Perhaps one of the most useful pieces of code I’ve written (in my opinion) is the tiny mpub script, used to temporarily make files public on a web server. If you don’t see any practical use for that then, well, perhaps you just don’t need it as much as me.

Python snippets

Some random (mostly rather old) code snippets that might be of semi-general interest.

A Naive Bayesian Classifier

This is a tiny implementation of a naive Bayesian classifier. You can train it by adding (with the add method) training “vectors”, that is, iterable objects (all of the same length) that contain hashable objects. Associated with each training vector is a class (another hashable object). After training, you can then classify unseen vectors; in other words, you can make the classifier which class best suits the vector.

The classifier is available here.

A PGM Reader

A tiny library for reading PGM (portable gray map) files into numeric arrays (requires numarray). It’s available here.

The Towers of Hanoi

I just had to do this one… The puzzle is well-known (a Web search should give you plenty of info), and it is easily solved with recursion. Take a look at source here.

A simple but powerful secret key encryption algorithm. The script is based on an original by Ka-Ping Yee, which implemented the CipherSaber-1 algorithm. In this script I’ve changed it to comply with the CipherSaber-2 algorithm, as well as using encoding the data in a simple form of “ASCII armour”, and using getpass to read the password, so it won’t end up in your UNIX history file. The script can be found here.

Algorithms in Python

Just a couple of standard algorithms: Levenshtein distance and the Bellman-Ford algorithm.

Parser for Minimal XML

Minimal XML is a subset of XML 1.0 which leaves out several non-essential features, such as attributes, mixed contents, empty tags, etc. A preliminary specification can be found here.

I’ve made a small parser for Minimal XML (or Simple Markup Language, as it’s called). It basically assumes that the input is valid SML, and does little error checking. The resulting tree structure is a tuple (tag, kids), where the tag is a string (the tag name, or nodeName) while kids is a list of subtrees, each of the same form. Character data are stored in nodes of the form (None, data) where data is a string.

“Detect” in Python

Detect” is a control structure invented by Arne Halaas in the seventies. I have been persuaded by him that it is useful, and, although I have never actually used it for anything useful, I have implemented a version of it for python. If nothing else, it might be an interesting example of Python source code.

A minimal CGI publisher

A minimal CGI publisher for python scripts. The usage is described in the doc string. It can be used to turn standard scripts into CGI-scripts by simply importing the module and appending a single function call at the end of the script.

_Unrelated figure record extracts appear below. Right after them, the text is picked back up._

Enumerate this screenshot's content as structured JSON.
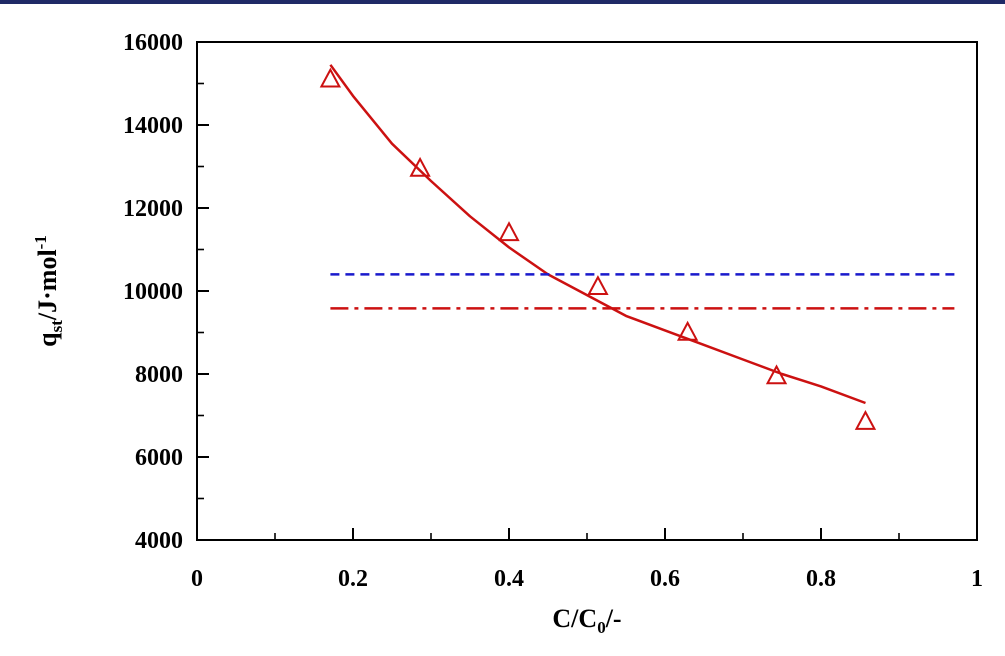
{
  "colors": {
    "header_rule": "#1f2a66",
    "axis": "#000000",
    "fit_curve": "#cc1111",
    "markers": "#cc1111",
    "blue_dashed": "#1a1acc",
    "red_dashdot": "#cc1111"
  },
  "chart_data": {
    "type": "scatter",
    "title": "",
    "xlabel": {
      "main": "C/C",
      "sub": "0",
      "tail": "/-"
    },
    "ylabel": {
      "main": "q",
      "sub": "st",
      "mid": "/J·mol",
      "sup": "-1"
    },
    "xlim": [
      0,
      1
    ],
    "ylim": [
      4000,
      16000
    ],
    "x_ticks": [
      "0",
      "0.2",
      "0.4",
      "0.6",
      "0.8",
      "1"
    ],
    "y_ticks": [
      "4000",
      "6000",
      "8000",
      "10000",
      "12000",
      "14000",
      "16000"
    ],
    "grid": false,
    "legend": "none",
    "series": [
      {
        "kind": "markers",
        "marker": "triangle-open",
        "x": [
          0.171,
          0.286,
          0.4,
          0.514,
          0.629,
          0.743,
          0.857
        ],
        "y": [
          15100,
          12950,
          11400,
          10100,
          9000,
          7950,
          6850
        ]
      },
      {
        "kind": "fit-curve",
        "style": "solid",
        "x": [
          0.171,
          0.2,
          0.25,
          0.3,
          0.35,
          0.4,
          0.45,
          0.5,
          0.55,
          0.6,
          0.65,
          0.7,
          0.75,
          0.8,
          0.857
        ],
        "y": [
          15450,
          14700,
          13550,
          12650,
          11800,
          11050,
          10400,
          9900,
          9400,
          9050,
          8700,
          8350,
          8000,
          7700,
          7300
        ]
      },
      {
        "kind": "reference-line",
        "style": "dashed",
        "x": [
          0.171,
          0.971
        ],
        "y": [
          10400,
          10400
        ]
      },
      {
        "kind": "reference-line",
        "style": "dashdot",
        "x": [
          0.171,
          0.971
        ],
        "y": [
          9580,
          9580
        ]
      }
    ]
  }
}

A simple example of its use can be found here. (This was an experiment, to see if it was possible to make a really tiny publisher that would still be useful. For a more complete publisher, see the ZPublisher component of Zope, previously known as “Bobo”).

Self-Printing One-Liner

If you run this one-liner at a command prompt, it should print out a copy of itself (write it as one continuous line, without the line break):

python -c "x='python -c %sx=%s; print x%%(chr(34),repr(x),chr(34))%s';
print x%(chr(34),repr(x),chr(34))"

Not very useful, but kinda fun… I just saw some other self-printing programs and thought it would be interesting to make a one-liner version.

Sleepcat — cat with a delay

This is a little program that emulates the unix command cat, except that a delay (“sleep”) is added after printing out each line. I don’t really remember why I wrote this, but I’m sure it might be useful for reading large files without moving a muscle :)

Usage: sleepcat [ -t secs ] [ file1 [file2 ... ] ]

Old projects


I was one of the original creators of Piddle, a generic, multi-platform drawing toolkit for Python. I originally implemented the PostScript backend.

Anygui — a Generic GUI Module

Anygui was an attempt at creating a thin layer of abstraction on top of several available (and some as yet unavailable) packages for creating graphical user interfaces in Python. The point was that it should be possible to write GUI programs in Python without worrying about which GUI packages the user has installed. The name was inspired by the standard Python library module anydbm.


Atox is an toy implementation of a rather generic text-to-XML transformation system.